Why the Fast Inverse Square Root Matters

Why the Fast Inverse Square Root Matters

The Fast Inverse Square Root algorithm is among the most famous algorithms in computer science history. In this post, I want to go over what it is and why its so important in words anyone can understand.

The Background

The late 90s and early 2000s saw the world move into 3D computer graphics at a scale never before seen. This effected industries ranging from architecture, mechanical engineering, physics, and — you guessed it — video games.

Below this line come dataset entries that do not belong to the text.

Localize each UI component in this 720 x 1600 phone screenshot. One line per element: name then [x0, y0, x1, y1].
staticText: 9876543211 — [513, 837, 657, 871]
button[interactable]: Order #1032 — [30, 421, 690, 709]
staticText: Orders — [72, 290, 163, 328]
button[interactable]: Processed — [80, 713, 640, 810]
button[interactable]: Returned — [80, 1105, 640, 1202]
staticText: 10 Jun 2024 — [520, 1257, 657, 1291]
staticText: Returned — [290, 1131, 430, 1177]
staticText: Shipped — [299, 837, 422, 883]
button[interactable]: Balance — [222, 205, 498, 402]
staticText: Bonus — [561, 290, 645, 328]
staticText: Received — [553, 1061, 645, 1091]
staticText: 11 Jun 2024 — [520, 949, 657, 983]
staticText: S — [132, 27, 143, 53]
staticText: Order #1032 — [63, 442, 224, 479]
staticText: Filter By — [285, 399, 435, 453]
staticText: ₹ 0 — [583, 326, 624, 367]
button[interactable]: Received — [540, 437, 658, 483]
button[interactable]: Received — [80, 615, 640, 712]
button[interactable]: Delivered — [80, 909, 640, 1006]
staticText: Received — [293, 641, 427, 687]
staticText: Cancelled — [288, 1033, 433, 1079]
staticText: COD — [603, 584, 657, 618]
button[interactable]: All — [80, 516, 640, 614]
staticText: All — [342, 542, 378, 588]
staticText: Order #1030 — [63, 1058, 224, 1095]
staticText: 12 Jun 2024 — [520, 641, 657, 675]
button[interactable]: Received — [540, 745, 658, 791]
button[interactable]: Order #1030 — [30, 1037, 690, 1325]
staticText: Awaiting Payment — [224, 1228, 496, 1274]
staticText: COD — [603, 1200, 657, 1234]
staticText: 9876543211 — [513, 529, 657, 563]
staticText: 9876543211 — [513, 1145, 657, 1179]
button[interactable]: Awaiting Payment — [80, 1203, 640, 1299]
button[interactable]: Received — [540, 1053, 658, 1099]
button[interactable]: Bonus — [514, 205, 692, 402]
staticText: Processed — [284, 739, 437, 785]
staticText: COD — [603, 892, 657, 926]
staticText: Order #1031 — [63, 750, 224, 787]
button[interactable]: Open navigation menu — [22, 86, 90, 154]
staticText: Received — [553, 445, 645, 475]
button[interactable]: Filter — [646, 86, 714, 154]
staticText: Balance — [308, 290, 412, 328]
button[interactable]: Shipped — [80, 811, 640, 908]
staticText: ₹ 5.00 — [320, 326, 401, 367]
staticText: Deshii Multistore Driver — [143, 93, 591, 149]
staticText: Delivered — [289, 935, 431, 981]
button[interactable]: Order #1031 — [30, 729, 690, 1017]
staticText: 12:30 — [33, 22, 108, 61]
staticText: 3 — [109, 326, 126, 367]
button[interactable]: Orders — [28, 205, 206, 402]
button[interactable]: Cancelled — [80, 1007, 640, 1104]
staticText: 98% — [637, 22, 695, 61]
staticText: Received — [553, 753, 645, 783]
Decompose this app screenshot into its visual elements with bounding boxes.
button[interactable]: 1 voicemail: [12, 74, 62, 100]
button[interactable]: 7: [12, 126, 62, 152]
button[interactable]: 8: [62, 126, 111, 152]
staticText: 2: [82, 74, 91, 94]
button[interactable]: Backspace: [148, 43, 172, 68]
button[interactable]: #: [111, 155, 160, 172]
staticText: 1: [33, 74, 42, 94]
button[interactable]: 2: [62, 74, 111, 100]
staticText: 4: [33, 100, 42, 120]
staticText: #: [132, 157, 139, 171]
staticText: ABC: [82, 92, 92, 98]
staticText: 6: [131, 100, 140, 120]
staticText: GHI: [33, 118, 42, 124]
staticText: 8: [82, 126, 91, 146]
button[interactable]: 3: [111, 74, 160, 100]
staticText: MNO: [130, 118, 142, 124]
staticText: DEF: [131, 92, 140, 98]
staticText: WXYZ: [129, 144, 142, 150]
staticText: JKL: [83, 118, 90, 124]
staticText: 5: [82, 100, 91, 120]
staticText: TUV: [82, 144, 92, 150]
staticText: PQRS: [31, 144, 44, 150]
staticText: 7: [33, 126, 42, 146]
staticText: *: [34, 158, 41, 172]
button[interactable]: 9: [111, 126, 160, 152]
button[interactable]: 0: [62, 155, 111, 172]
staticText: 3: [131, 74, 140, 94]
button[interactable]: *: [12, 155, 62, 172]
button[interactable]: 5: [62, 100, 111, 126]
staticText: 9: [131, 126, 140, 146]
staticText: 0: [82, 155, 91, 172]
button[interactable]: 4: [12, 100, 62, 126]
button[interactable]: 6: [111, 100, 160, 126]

3D computer graphics explains the world in terms of vectors. A vector is a point in 3d space that has a given direction and magnitude. For example, if I was trying to explain the vector of a wind current, I might describe its source (say a fan on the table), the direction its blowing, and its wind speed. The location of the source would be its point in xyz coordinates — if it were in the middle of my 6 foot room on a table 2 feet high (please stay with me I don’t know anything about lengths) we might say it is located at (3,3,2).

In general, when we’re simulating actions in a 3D computer space, there are two types of calculations we can make: direction calculations and distance calculations. Distance calculations are pretty simple — if I wanted to find the magnitude, I could do it by taking the square root of x^2 + y^2 + z^2 and working from there. But if I want to do a direction calculation, that means I need to normalize magnitude in order to solve for angle. In other words, I need divide x, y, and z by the magnitude… which just happens to be a square root.

As to why dividing by a square root is so hard for a computer to do… its complicated. Square rooting by itself is rather trivial, and in fact we’ll see how it works when we get to the FISR algorithm proper. Inverse square rooting, on the other hand, requires a lot of background calculations to do properly and thus takes up a lot of compute time and power. Considering that 3D engines were performing these calculations not once, but millions of times a second… it led to major slow down. The progress in the 3D industry had become bricked, and the choice was between waiting for better hardware to come out to perform these calculations faster, or to rebuild the calculations from the ground up.

Id Software chose the latter.

The Algorithm

Id Software is a company that represents what this blog — and most of my career — is all about: the intersection between art and technology.

Id was, first and foremost, a game company. It knew how to make games fun — titles like Doom and Quake still have thousands of players and get regular reboots/releases every year. This is something that is purely built into the design of these games: in other words, the art.

Yet at the same time, Id Software has a prestigious history of technological advances. Id’s cofounder John Carmack is considered by many to be one of the greatest programmers of all time, let alone within the gaming space. And while I (don’t believe) Carmack made FISR, it stands that the culture he created at Id incentivized making breakthrough technological innovations, of which FISR is no exception.

The genius of FISR is in its simplicity. I call this an algorithm, but in reality it is barely one — really its just a formula that occurs at the bit level.

We of course know that the problem with existing inverse square root calculations is the amount of time it takes a typical programming language to do the necessary prerequisite functions. So, theoretically — if we could limit that process to one or two simple functions — it could speed things up dramatically.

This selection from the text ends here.